Em outro lugar, o santo doutor também atesta a ampla disseminação de seus livros: "Lêem-se folhas envenenadas de Abelardo nas praças públicas; elas passam de mão em mão, a cidade e o campo engolem o veneno como mel... esses escritos se espalham por todos os povos e passam de um país a outro, etc." Id., Epist., CLXXXIX, col. 355. Cf. Guilherme de Saint-Thierry, Epist. ad Bern., ibid., col. 531. Por fim, em filosofia, não se contestava a Abelardo o título de chefe de escola.

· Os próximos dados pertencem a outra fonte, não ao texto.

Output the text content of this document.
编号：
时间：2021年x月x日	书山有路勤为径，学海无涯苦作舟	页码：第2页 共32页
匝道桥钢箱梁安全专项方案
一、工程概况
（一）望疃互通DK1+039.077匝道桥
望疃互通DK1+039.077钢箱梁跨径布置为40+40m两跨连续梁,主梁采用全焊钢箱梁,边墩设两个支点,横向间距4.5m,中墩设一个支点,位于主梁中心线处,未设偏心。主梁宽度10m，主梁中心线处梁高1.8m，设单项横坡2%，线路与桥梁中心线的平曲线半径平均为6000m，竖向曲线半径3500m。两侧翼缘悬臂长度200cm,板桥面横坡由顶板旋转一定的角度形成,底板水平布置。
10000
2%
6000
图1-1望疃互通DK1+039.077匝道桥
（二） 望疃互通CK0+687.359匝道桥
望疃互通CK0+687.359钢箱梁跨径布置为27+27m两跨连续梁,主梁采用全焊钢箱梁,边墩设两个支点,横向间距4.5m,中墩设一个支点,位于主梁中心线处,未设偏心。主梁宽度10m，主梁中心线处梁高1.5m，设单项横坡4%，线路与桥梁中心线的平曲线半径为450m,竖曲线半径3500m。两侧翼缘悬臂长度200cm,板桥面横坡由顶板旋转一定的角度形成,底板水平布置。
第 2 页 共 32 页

João de Salisbury havia dito de forma muito clara: Peripateticus Palatinus... não deixou ninguém e até hoje tem alguns seguidores e testemunhas desta profissão. Metalogicus (escrito por volta de 1159), l. II, c. xvii, P.L. t. CCl, col. 874. De Rémusal, Abelardo, Paris, 1855, t. 1, p. 272, citava entre os "discípulos mais comprovados" de Abelardo: Bérenger e Pierre de Poitiers (mais discípulo de Pierre Lombard), Adam du Petit-Pont, Pierre Hélie, Bernardo de Chartres (trata-se de Bernardo Silvestre, frequentemente confundido com seu homônimo, cf. Clerval, As escolas de Chartres, 1895, p. 248), Robert Folioth, Menervius, Raoul de Chalons, Geolfroi d'Auxerre, Jean le Petit, Arnaud de Brescia, Gilbert de la Porrée; este último, realista exagerado e nascido antes de Abelardo, só poderia ter sido seu discípulo num sentido muito amplo. Mas em teologia, não se suspeitava que os escritos de Abelardo se tornassem a base de um ensinamento muito difundido. O próprio Deutsch, Petrus Abalard, Leipzig, 1883, p. 427, dizia: "Em filosofia, pode-se falar de uma escola de Abelardo, mas em teologia, de modo algum. Nenhum escrito do século XII revela sua dependência do pensamento de Abelardo. Mesmo que uma escola tenha se formado, a condenação de Soissons (1121) a sufocou." Cf. Denifle, op. cit., p. 404, 614. Hoje, como veremos, a dúvida não é mais permitida.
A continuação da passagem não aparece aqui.